Además, en la siguiente estrofa, dejaba entrever que tonteaba con unos y con otros y que estaba dispuesta a la verbena: “Pa’ llevarme a un guateque un chico me fue a buscar, pantalón acampanao’ y tol’ pelo a lo Tarzán”, canta, divertida. “Y una vecina guasona, al mirar a aquel gachó, me dijo: llevátelo pa’ la jaula o pa’ casa el esquilaor”, relataba, dibujando también a un semihippie de los tiempos, otra clase de hombre incorrecto para el régimen franquista, otro truhán que no gustaba a las señoronas cotillas del barrio.
Boda embarazada
Miren que, a pesar de la fuerza que traía, mucho tuvo que aguantar Antoñita Peñuela por los sentires de su época.
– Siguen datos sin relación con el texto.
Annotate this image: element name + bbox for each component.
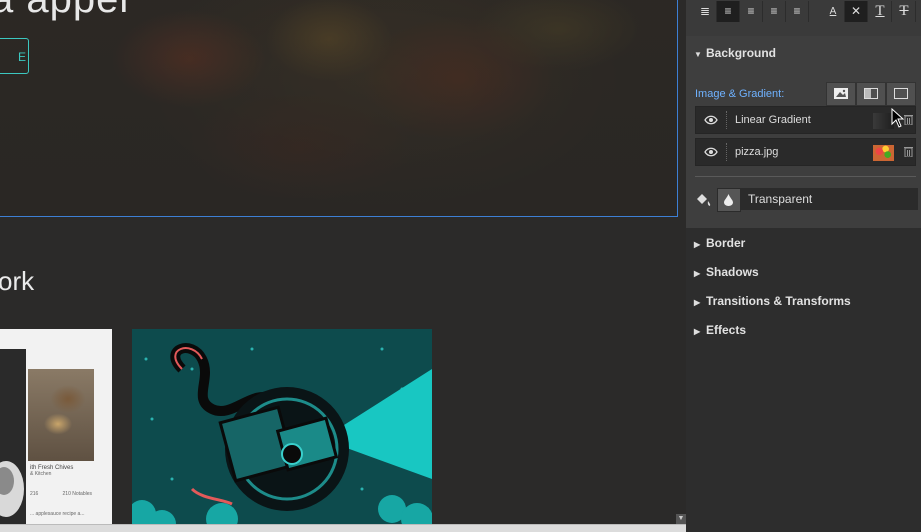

En Con los bracitos en cruz, cantaba, por ejemplo, poniéndose en la piel de las madres solteras que se lamentaban por sus malas elecciones y cargaban sobre sus hombros la terrible -e injusta- responsabilidad del embarazo en forma de martirio. A su niño le regala una nana podrida de dolor: ”Si tienes un apellío / la culpa es mía na más / porque perdí mi sentío’ / una oscura madrugá”.
Aunque ahora parezca una letra autoflagelante, ya resultaba innovador hablar de las mujeres de los márgenes, las que el propio sistema despreciaba por no haber sido “dignas” de formar una familia “como dios manda” y se habían dejado llevar por un arranque de pasión sin protección. La sociedad las castigaba con desprecio por su “exceso de sensualidad”. Por su “mala cabeza”. “Déjame que ponga un beso en tu frente / quiéreme aunque murmure la gente / yo te he llevao’ en mis entrañas / te di sangre de mis venas / dime tú a mí, rey de España / si no es grande mi condena”.
No obstante, hay un verso luminoso al final de la canción que indica que la protagonista se arma de valor y va a buscar al otro responsable del asunto: “Con los bracitos en cruz / iré a buscar a tu padre / lo juro por mi salud / pa’ que siempre sepas tú / lo buena que es una madre”. Hay una defensa subterránea aquí del amor de las madres, fueran como fueran, apreciadas o no por el nacionalcatolicismo y sus dogmas. Hay un ajuste de cuentas que no abandona el quejío.
La buena de Antoñita también padeció el ostracismo en sus carnes cuando cometió el “pecado” de casarse embarazada, haciendo ver que no se había “reservado” para el matrimonio -otro imperativo tosco que reinaba en los sesenta-. Por eso esta jefa tuvo que asistir a su propia boda con su torero ¡vestida de negro!: una suerte de humillación, de luto, para reconocer ante el mundo que no era virgen, que no era casta, que no era pura. Y menos mal que nunca lo fue.